Last year, the legislature required all 11th graders to take a test assessing college and career readiness, as well as an exam that measured academic skills needed for most jobs.
The first results, from the ACT college admissions tests, showed that only about a quarter of students statewide were ready for either college-level math or reading. Just 6 percent of black students and 15 percent of Hispanic students scored ready for college in math, with only slightly higher rates for reading. In one poor rural district where most of the students are African-American, graduation rates have risen to more than 85 percent, yet not one student scored high enough on the ACT to be deemed ready for college in reading or math.
Even on simpler tests of the cognitive skills needed for many jobs, fewer than two-thirds of South Carolina 11th graders could show sufficient skills in both math and reading.
Here at Berea High School, a rare, racially integrated campus with similar numbers of African-American, Hispanic and white students, administrators are proud of the rising graduation rate. Addressing the low scores on the ACT, administrators said many 11th graders had not yet learned the material covered when they took the test.
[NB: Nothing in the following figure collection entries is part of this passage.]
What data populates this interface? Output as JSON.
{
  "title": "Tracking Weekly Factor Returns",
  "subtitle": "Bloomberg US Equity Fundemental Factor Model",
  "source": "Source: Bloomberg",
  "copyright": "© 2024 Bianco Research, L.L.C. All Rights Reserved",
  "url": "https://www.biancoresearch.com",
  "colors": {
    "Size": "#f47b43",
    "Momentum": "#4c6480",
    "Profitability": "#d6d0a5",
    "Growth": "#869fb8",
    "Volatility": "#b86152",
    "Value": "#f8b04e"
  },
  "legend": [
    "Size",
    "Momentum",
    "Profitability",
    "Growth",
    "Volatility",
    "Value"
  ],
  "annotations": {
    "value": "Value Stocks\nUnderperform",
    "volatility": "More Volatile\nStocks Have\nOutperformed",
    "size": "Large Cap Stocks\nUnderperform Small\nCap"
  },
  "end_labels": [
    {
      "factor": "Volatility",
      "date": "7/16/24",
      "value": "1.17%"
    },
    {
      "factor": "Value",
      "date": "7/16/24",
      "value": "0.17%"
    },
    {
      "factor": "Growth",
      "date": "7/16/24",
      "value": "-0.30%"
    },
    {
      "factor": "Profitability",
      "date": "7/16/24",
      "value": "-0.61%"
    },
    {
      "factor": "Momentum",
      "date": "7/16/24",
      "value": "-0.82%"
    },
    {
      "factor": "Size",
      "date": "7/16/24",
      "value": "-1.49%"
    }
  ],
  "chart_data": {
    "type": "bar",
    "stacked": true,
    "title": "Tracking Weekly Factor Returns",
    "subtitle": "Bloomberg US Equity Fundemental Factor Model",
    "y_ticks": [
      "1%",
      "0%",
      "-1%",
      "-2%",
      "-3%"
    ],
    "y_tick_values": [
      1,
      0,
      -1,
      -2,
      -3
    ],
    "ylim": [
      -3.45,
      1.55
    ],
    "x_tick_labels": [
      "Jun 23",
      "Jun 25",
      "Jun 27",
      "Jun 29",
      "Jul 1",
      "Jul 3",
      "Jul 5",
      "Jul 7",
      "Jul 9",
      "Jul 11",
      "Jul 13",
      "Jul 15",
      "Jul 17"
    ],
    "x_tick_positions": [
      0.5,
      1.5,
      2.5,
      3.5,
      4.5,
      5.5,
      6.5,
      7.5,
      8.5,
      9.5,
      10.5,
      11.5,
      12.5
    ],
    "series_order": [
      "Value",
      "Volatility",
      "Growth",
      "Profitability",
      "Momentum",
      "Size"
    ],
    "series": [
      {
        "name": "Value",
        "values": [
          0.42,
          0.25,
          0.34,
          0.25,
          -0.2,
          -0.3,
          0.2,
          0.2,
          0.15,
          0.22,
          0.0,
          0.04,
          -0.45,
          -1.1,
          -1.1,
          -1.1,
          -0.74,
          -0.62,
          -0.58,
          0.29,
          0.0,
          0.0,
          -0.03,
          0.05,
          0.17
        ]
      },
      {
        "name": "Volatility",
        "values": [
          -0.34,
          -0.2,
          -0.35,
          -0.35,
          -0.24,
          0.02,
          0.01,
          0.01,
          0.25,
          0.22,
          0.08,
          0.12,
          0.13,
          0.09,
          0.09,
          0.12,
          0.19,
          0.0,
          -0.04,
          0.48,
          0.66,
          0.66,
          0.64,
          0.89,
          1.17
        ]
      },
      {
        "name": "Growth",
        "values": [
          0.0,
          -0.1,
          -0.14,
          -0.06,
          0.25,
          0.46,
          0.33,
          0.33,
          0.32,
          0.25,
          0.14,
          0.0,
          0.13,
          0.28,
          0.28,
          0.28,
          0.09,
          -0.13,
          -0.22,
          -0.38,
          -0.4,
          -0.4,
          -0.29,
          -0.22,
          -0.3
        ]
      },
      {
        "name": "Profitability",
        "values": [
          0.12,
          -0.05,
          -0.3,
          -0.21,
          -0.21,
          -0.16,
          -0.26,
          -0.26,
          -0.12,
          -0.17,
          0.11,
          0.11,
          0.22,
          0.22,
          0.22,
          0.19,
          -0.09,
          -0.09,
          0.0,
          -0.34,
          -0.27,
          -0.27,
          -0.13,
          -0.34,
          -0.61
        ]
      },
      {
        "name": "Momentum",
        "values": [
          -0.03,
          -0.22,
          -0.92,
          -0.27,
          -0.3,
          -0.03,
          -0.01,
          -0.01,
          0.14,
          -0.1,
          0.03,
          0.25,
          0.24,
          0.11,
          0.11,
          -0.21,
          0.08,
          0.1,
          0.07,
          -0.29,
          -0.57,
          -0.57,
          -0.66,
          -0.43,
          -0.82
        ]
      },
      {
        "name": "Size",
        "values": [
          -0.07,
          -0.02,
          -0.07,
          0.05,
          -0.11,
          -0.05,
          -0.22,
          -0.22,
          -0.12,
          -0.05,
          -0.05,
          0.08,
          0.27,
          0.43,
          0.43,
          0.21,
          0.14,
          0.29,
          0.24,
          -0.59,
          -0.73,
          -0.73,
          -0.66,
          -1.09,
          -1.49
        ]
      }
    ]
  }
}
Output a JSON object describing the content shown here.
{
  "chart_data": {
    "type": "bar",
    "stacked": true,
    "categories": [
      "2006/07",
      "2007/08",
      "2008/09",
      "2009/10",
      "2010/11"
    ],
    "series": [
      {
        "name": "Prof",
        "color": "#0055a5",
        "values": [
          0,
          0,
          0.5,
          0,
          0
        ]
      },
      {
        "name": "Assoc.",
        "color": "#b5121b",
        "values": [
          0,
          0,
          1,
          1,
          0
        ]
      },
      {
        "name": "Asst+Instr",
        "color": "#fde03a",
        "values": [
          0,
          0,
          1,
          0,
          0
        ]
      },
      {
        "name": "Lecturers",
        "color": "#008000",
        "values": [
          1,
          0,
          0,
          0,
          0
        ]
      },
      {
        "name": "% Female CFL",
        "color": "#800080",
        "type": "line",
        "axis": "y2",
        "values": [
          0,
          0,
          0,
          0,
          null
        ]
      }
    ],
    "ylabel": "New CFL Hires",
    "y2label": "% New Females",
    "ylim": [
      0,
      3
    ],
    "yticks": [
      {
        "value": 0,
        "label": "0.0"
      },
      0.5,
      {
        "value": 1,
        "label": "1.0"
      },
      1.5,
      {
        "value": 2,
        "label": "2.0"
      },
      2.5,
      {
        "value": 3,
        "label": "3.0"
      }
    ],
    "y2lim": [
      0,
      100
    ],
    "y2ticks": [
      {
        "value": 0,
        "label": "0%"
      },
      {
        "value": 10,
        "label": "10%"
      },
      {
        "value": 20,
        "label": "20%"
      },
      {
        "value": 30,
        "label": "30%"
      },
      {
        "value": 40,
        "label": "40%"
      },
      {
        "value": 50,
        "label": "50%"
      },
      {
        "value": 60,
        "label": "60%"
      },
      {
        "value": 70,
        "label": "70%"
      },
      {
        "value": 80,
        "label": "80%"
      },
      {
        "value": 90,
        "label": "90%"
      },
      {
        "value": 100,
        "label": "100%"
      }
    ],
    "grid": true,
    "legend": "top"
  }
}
And some educators say such tests do not accurately predict whether students will do well in college or in the workplace anyway.
Imari Nicholson, a 17-year-old student at Berea, has expressed interest in sports therapy or dentistry. After he failed chemistry his junior year, his counselor reminded him that he would need the course to qualify for a college program in his chosen fields.
He is retaking it this semester. This time, he is getting an A.
But he said he was not satisfied with his scores on the ACT, which indicated that he was not yet ready for college. “I expect better of myself,” he said.